И так вот, за этой активностью, в декабре 2022-го мы даже не вспомнили о трех десятках лет нашего ежедневного, неустанного, кропотливого другдругаузнавания.
Но если так подумать, чем 30 лет важнее 20-ти иль 10-ти? Все три как будто круглые. Однако не круглость мы чтим в юбилее, а то, что за нею стоит. За тридцатью стоит, очевидно, значительно больше. Она, очевидно, весомей.
И все же меня в ней волнует другое. То, что позволило ей состояться.
Мне хочется вынуть из внушительного объема воспоминаний те, вероятно, немногочисленные, но очень ценные бусины, которые вместе составят невероятной красы и прочности ожерелье. Мне хочется сделать себе этот странный подарок задним числом на обойденный нашим вниманием наш юбилей и все последующие отпущенные нам юбилеи. Мне хочется нащупать и разглядеть подробно те звенья, что составляли и крепили нашу связь так много лет. Мне хочется понять, как мы сумели, и, может быть, еще понять зачем. И первой бусинкой-заделом в этом грядущем ожерелье из воспоминаний станет само мое желание его собрать. Я вижу, как нанизываю эту бусинку на шелковую нить, и предвкушаю, что по окончании работы, буду носить это изделие с немалым удовольствием, а может, даже с гордостью.

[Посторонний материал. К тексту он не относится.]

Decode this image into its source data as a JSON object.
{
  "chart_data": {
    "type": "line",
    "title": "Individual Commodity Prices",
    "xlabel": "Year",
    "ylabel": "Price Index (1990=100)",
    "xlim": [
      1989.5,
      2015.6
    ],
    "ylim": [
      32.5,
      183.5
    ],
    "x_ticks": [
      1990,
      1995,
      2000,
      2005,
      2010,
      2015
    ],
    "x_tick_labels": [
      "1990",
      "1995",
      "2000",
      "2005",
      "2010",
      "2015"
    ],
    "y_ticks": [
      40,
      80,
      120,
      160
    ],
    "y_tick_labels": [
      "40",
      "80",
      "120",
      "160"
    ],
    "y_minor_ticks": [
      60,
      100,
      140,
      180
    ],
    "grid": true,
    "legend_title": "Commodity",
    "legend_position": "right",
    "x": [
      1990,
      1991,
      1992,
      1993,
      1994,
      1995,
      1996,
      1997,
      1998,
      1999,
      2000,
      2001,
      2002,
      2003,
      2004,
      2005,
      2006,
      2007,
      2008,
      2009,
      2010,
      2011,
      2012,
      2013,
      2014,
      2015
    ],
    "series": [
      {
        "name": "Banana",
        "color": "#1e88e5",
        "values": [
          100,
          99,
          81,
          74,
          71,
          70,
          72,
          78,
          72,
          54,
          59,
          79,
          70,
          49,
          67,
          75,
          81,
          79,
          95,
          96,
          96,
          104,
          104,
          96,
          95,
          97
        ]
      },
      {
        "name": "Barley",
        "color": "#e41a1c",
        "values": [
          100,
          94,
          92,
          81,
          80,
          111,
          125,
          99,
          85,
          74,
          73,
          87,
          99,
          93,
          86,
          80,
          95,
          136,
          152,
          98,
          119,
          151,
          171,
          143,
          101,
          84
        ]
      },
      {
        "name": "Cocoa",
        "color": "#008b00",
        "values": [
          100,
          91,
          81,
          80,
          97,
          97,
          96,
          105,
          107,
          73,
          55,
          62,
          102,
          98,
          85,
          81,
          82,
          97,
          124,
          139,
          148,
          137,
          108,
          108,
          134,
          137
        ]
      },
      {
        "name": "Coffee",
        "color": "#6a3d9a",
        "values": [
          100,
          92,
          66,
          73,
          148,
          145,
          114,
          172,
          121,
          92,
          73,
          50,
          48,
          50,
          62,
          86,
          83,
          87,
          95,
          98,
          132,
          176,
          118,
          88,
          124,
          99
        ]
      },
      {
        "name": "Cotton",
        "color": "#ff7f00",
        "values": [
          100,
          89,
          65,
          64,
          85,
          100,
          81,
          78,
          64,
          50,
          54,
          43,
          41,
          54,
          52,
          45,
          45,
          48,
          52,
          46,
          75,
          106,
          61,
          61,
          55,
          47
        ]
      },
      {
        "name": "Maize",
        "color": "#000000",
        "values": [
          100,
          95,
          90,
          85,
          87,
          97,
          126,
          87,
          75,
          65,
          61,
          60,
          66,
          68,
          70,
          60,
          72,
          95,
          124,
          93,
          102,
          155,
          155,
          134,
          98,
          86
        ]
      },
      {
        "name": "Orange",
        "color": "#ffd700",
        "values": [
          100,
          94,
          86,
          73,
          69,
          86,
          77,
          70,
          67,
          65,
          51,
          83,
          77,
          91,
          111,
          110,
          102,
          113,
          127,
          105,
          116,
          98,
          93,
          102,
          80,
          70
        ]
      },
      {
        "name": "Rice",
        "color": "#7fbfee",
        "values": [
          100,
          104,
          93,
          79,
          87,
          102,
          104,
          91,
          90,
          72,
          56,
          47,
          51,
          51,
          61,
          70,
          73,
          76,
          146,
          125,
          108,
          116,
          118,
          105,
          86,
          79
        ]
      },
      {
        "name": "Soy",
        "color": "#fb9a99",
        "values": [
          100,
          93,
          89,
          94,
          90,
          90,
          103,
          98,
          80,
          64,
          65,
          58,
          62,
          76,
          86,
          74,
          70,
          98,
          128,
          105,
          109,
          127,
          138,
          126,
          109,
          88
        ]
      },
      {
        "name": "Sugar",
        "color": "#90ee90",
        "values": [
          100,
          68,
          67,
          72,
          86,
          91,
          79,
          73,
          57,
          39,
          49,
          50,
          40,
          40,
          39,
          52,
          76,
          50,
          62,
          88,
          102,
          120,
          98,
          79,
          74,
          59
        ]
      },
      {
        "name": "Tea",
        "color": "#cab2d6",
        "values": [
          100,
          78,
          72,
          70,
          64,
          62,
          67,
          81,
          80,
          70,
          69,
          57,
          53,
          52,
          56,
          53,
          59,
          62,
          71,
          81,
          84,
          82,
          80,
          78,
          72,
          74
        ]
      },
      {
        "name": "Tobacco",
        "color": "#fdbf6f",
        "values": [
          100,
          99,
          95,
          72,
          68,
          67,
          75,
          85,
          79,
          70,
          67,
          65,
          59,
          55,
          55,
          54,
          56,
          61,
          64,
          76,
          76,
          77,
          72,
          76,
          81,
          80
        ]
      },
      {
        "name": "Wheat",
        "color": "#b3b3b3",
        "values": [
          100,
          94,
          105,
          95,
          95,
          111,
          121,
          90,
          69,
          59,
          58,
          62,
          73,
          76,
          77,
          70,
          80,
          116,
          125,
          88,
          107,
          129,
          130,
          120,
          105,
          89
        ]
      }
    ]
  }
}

Глава 2. Твои несказанности
Куда поставить ударение в слове "несказанности" читатель по прочтении решит, а я начну, пожалуй. Начну с избитого, забитого, но все еще немаловажного в любых довольно близких отношениях – признания в любви.
Их было немало в нашей совместной истории, произнесенных в разных ситуациях по разным поводам на самый разный лад. И все же мы умудрились не низвести их до уровня приветствия/прощания, как это можно наблюдать в американских фильмах.
Моих, должно быть, было больше. Они зачастую рвались из меня просто, без спроса, на сильных эмоциях. Твои же, как мне ощущалось, зачастую стеснялись, стыдились чего-то, как если бы ты не хотел показать свою слабость. Поэтому, видимо, я запомнила четко только одно из них, самое первое.
Мы ехали в машине. Ты просто повернулся ко мне и сказал: "Блин, я все больше и больше влюбляюсь в тебя". Я была застигнута врасплох. Я не знала еще, как относиться к этим едва зародившимся отношениям, не рассмативала их как нечто длительное и серьезное. Я не знала, что чувствую к этому человеку, сидящему рядом. И вдруг это "влюбляюсь". Ты сказал это искренне, чувственно, может быть, даже более чувственно, чем полагалось мужчине. В твоем голосе слышались страх и отчаяние, а в глазах читалась надежда. Это было чем-то новым для меня, чем-то мощным, от чего не отвертеться. Я тогда пролепетала что-то несуразное в ответ и неравноценное. Что-то типа "контролируй свои чувства". Сумничала в общем. Мой черед еще не наступил.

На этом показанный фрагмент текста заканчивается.